Сразу же необходимо сказать, что исключаются принципы того лингвистического структурализма, который представлен в его ортодоксальном виде. Тем более что большинством структуральных школ (американским дескриптивизмом и копенгагенской глоссематикой) семантика вообще выводилась за рамки лингвистического исследования (исключение составляли Лондонская структуральная школа и Пражская функциональная лингвистика). Речь идет о таком подходе, при котором ставятся и решаются вопросы, связанные с устройством объекта исследования. Именно в ходе его реализации была достаточно основательно структурирована семантическая система языка в отечественном языкознании. В ее моделировании, как известно, используются элементы структурной семасиологии, а разработанная методика компонентного анализа позволила смоделировать семантическую структуру языка в целом, представить семантическую структуру отдельных языковых единиц и на этой основе описать принципы упорядочения отдельных семантических подсистем (ЛСГ, семантических полей и др.).
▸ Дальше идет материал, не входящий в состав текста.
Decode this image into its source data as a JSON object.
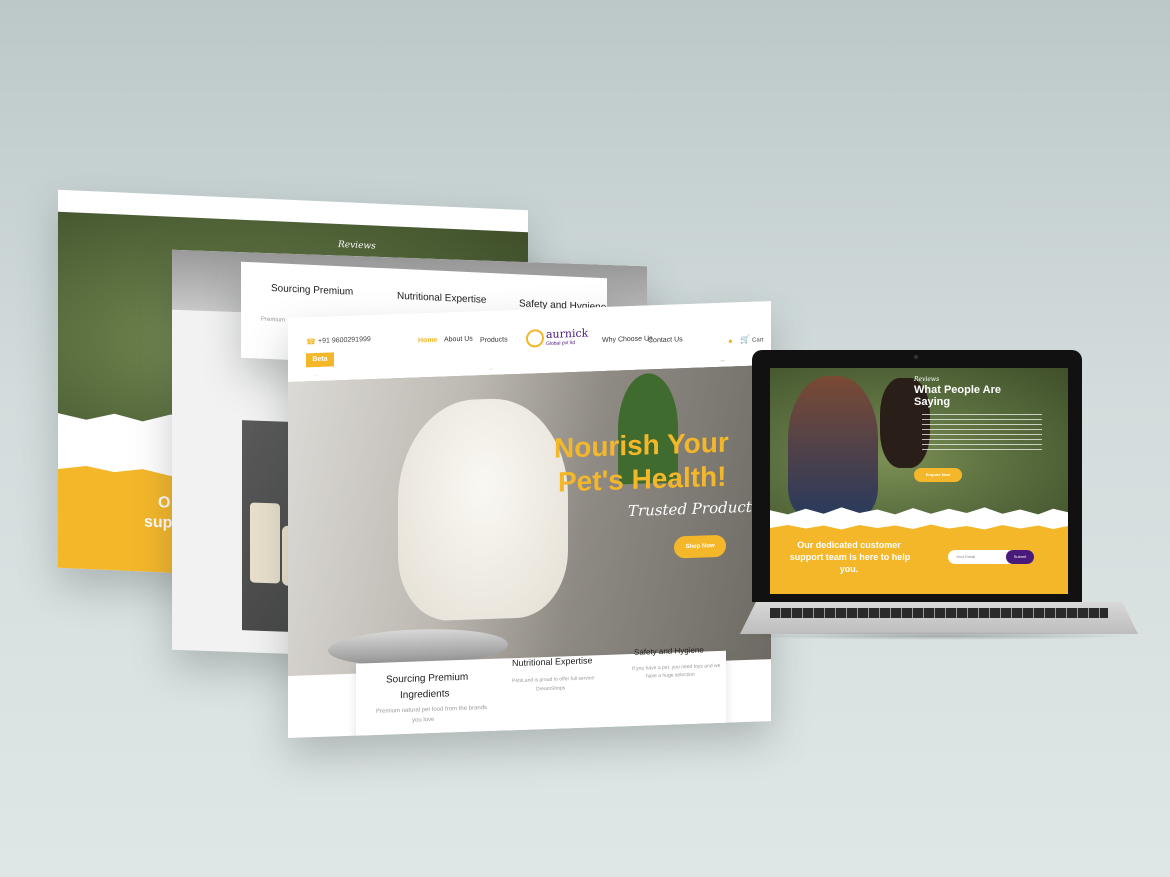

Однако для комплексного и корректного рассмотрения проблемы синергетики сопряженного кодирования информации языковыми и мыслительными средствами этого явно недостаточно. Собственно проблема состоит в том, что наши знания обычно не поддаются эксплицитной языковой и логической репрезентации. Ее сложность задана на нейрологическом уровне, поскольку образная информация сохраняется в правом полушарии коры головного мозга в виде зрительных образов, а мыслительная (понятийная) – в левом в виде сигнификатов линейно упорядоченных вербальных единиц (см.: Величковский, 1982: 237).
Ясно, что знания обоих типов не существуют изолированно, информация при необходимости перебрасывается с одного полушария в другое, она постоянно сверяется, коррелируется. Чрезвычайно важно понять, при помощи сопряжения каких мыслительных и языковых механизмов возникает та неуловимая синергетика слова, которая позволяет ему быть не только средством передачи, но и средством формирования и выражения мысли. Полагаю, что решение данной задачи нуждается в особом когнитивно-семиологическом подходе, опирающемся на синтетико-аналитическое осмысление взаимодействия внеязыковой и языковой семантики. Структурные элементы (наносмыслы) образного и понятийного познания на разных этапах отражения и интерпретации действительности находятся в интерактивном режиме: переходят друг в друга. Такая взаимность возможна лишь в том случае, если смысловые структуры языкового и доязыкового мышления изоморфны на уровне глубинной семантики (см.: Величковский, 1982: 237).